After getting the fundamentals clear from the courses, I knew it was time to jump right in into a machine learning project. But what exactly was in a machine learning project?

After looking at the above video by Google, I started off on my project right away.

The first step was to gather and clean the data for my project.

Fortunately, the wine data is available in the SKLearn library and so I just had to import it from there.

Thereafter, I wanted to better understand the data so I put it in a pandas dataframe and saw the first 5 data points in the dataset. The wine dataset has many characteristics which include alcohol, malic acid, ash, alkalinity of ash, magnesium and any more. The wine dataset also had this column called Target with values only of 1 to 3. Reading up on the dataset, each number represented a class of wine with certain characteristics. Each data point in the wine dataset belonged to one of the classes.
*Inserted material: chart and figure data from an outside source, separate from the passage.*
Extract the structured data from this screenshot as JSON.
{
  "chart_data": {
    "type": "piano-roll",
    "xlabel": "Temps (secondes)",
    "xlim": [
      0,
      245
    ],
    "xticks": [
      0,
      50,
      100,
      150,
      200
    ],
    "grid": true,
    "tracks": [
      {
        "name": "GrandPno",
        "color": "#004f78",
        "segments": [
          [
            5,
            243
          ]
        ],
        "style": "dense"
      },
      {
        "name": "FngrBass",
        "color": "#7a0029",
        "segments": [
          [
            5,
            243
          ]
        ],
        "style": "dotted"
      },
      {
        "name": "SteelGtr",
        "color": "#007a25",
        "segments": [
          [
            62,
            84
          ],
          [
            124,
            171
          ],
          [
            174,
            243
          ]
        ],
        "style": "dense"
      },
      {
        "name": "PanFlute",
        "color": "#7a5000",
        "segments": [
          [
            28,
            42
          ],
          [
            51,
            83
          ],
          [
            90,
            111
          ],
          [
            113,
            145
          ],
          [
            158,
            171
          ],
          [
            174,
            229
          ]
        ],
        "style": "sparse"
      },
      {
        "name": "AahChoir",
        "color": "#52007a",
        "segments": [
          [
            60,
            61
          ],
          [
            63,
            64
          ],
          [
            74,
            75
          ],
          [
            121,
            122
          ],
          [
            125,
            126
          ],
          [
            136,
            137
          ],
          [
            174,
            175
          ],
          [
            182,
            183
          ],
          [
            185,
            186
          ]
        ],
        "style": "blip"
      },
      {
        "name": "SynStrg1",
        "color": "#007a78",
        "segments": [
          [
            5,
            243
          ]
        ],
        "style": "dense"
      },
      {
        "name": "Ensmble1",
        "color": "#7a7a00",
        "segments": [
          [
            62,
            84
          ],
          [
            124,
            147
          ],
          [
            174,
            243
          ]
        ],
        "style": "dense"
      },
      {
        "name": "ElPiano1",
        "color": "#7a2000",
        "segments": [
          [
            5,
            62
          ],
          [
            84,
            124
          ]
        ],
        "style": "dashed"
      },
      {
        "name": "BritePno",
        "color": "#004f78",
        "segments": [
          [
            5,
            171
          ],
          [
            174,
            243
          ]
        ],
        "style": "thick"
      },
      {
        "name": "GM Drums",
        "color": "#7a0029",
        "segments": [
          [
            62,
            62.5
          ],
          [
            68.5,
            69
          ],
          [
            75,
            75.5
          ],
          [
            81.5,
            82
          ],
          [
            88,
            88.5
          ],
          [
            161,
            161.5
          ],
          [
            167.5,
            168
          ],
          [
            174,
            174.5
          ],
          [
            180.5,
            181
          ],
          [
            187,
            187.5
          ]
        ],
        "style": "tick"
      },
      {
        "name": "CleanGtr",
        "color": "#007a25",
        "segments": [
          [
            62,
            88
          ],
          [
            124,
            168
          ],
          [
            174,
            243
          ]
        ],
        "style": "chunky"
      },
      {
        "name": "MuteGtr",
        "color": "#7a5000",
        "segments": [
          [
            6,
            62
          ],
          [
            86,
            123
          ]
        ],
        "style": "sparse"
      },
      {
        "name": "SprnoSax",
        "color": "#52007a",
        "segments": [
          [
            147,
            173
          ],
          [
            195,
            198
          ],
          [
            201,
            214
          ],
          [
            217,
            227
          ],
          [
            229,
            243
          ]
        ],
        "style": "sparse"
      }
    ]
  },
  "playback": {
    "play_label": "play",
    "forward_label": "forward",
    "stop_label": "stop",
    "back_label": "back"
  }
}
After looking at the graphs of the data points of each characteristic of wine, I realised that the alcohol levels of the wines were very distinctly putting each wine to 3 separate classes.

Each of these classes had values 0,1 or 2.

So, the problem had now become on predicting if the wines belonged to classes 0, 1 or 2.

So, now I split the data into training and test sets and scaled the 2 sets to each other.

I then used the k neighbors classifier algorithm by letting k=6.

It turns out k=6 had highest accuracy. I fit the model to the training set and tested it out with the test set. I turns out, this gives an accuracy of 0.83 or 83%.

I was now able to predict the classes of wines with pretty good an accuracy.

To conclude off, I just want to roughly share what my understanding is of the k neighbors classifier. How the k neighbors classifier works in this case is that, when a new point is given to the classifier, it plots it onto a horizontal 1-dimensional graph where the previous alcohols were already plotted on based on its alcohol level. It then finds the k nearest points to it on the horizontal graph, depending on what k you give it, and gives a class that is the majority amongst the "neighbor points".

So, that is my first machine learning project. I am eager to try new machine learning algorithms.